Dava, trafik kazasından kaynaklanan cismani zarara dayalı maddi ve manevi tazminat istemlerine ilişkindir.
Yapılan yargılama, toplanan deliller ve tüm dosya kapsamı hep birlikte değerlendirildiğinde; … ili, … ilçesinde 22/01/2014 günü saat 09:42 sıralarında, davalı … Sigorta A.Ş.’ nin ZMMS sigortacısı olduğu, davalı …’na ait davalı …’nun sevk ve idaresindeki … plaka sayılı aracın … Caddesi … istikametine doğru seyir halinde iken … tramvay durağındaki ışıklı kavşağa geldiğinde, karşıdan karşıya yaya olarak geçmekte olan davacı …’a aracının sağ ön tampon ve far kısımları ile çarparak maddi hasarlı ve yaralanmalı trafik kazasının meydana geldiği, davacı …’un kazada yaralandığı anlaşılmıştır.
Davalı sürücünün kendisine kırmızı ışık yandığı esnada geçmeye çalışması, bu sırada yolun karşısına yaya geçidinden yürüyerek geçen davacıya çarpması sonucunda meydana gelen trafik kazasında, davalı sürücünün ışıklı işaret ve levhalara uymaması, geçiş hakkı ve önceliği davacı yayada olmasına rağmen geçiş önceliğine riayet etmemesi ve yaya geçtitlerine yaklaşırken hızını azaltması gerektiği halde yaya geçidi üzerindeki davacıya çarparak tedbirsiz ve kontrolsüz araç sevk ettiğinden kusurlu olduğu konsuusnda duraksama bulunmamaktadır.

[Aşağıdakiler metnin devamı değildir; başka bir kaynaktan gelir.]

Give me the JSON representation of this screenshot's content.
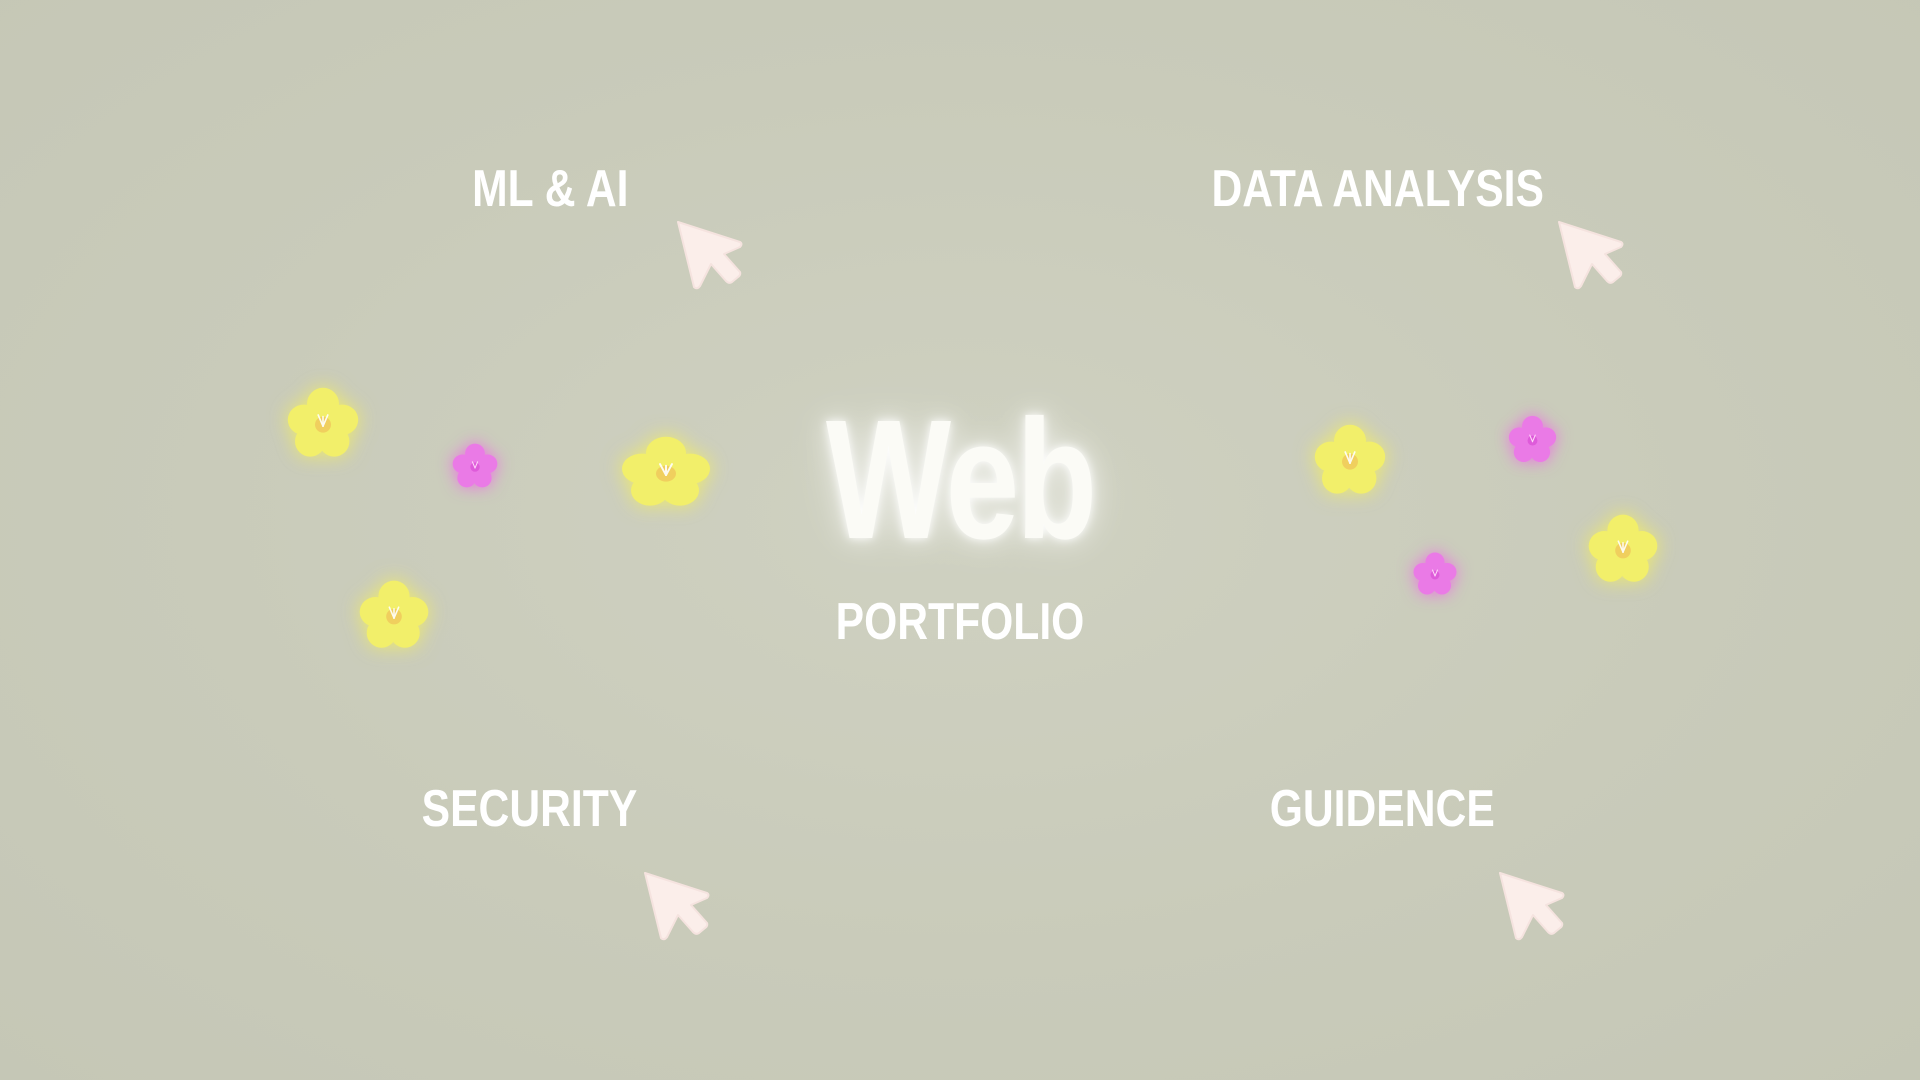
{
  "nav": {
    "ml_ai": "ML & AI",
    "data_analysis": "DATA ANALYSIS",
    "security": "SECURITY",
    "guidence": "GUIDENCE"
  },
  "hero": {
    "title": "Web",
    "subtitle": "PORTFOLIO"
  },
  "icons": {
    "cursor": "cursor-arrow-icon",
    "flower": "flower-icon"
  },
  "colors": {
    "background": "#c9cbba",
    "text": "#ffffff",
    "cursor_fill": "#fbeeea",
    "flower_yellow": "#f2ef6a",
    "flower_pink": "#ea7ae6"
  }
}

Adli Tıp Kurumundan alınan maluliyete ilişkin alınan raporda, trafik kazasında davacının sürekli maluliyetinin oluşmadığı, kaza tarihinden itibaren dokuz aylık iyileşme süresinin olduğu (iş göremezlik zararı) tespit edilmiştir.
Maddi tazminat talepleri bakımından, davacı ve davalı … Sigorta A.Ş. arasında yargılama sürecinde anlaşma sağlanmıştır. Dosyaya sunulan 04/12/2020 tarihli İbraname – Makbuz ile bu husus sabittir. Öte yandan, davacı vekili yapılan anlaşma doğrultusunda maddi tazminat taleplerinden tüm davalılar yönünden 23/12/2020 tarihli 11.celsede feragat ettiğini beyan etmiştir. bu husus tutanaklarla imza altına alınmıştır. Feragatin davayı sona erdiren taraf işlemi olması, feragat beyanın geçerliğinin Mahkemenin ya da davalıların kabulüne bağlı bulunmaması karşısında HMK 307. maddesi uyarınca vaki feragat nedeniyle maddi tazminat talepleri bakımından davanın reddine karar verilmiştir. Davalı … Sigorta A.Ş. ‘ nin 23/12/2020 tarihli dilekçesi ile protokol kapsamında maddi tazminat talebinden davadan feragat edilmesi halinde davacıdan yargılama gideri ve vekalet ücreti talebi olmadığına ilişkin istemi doğrultusunda bu davalı lehine yargılama gideri ve vekalet ücretine hükmedilmemiştir.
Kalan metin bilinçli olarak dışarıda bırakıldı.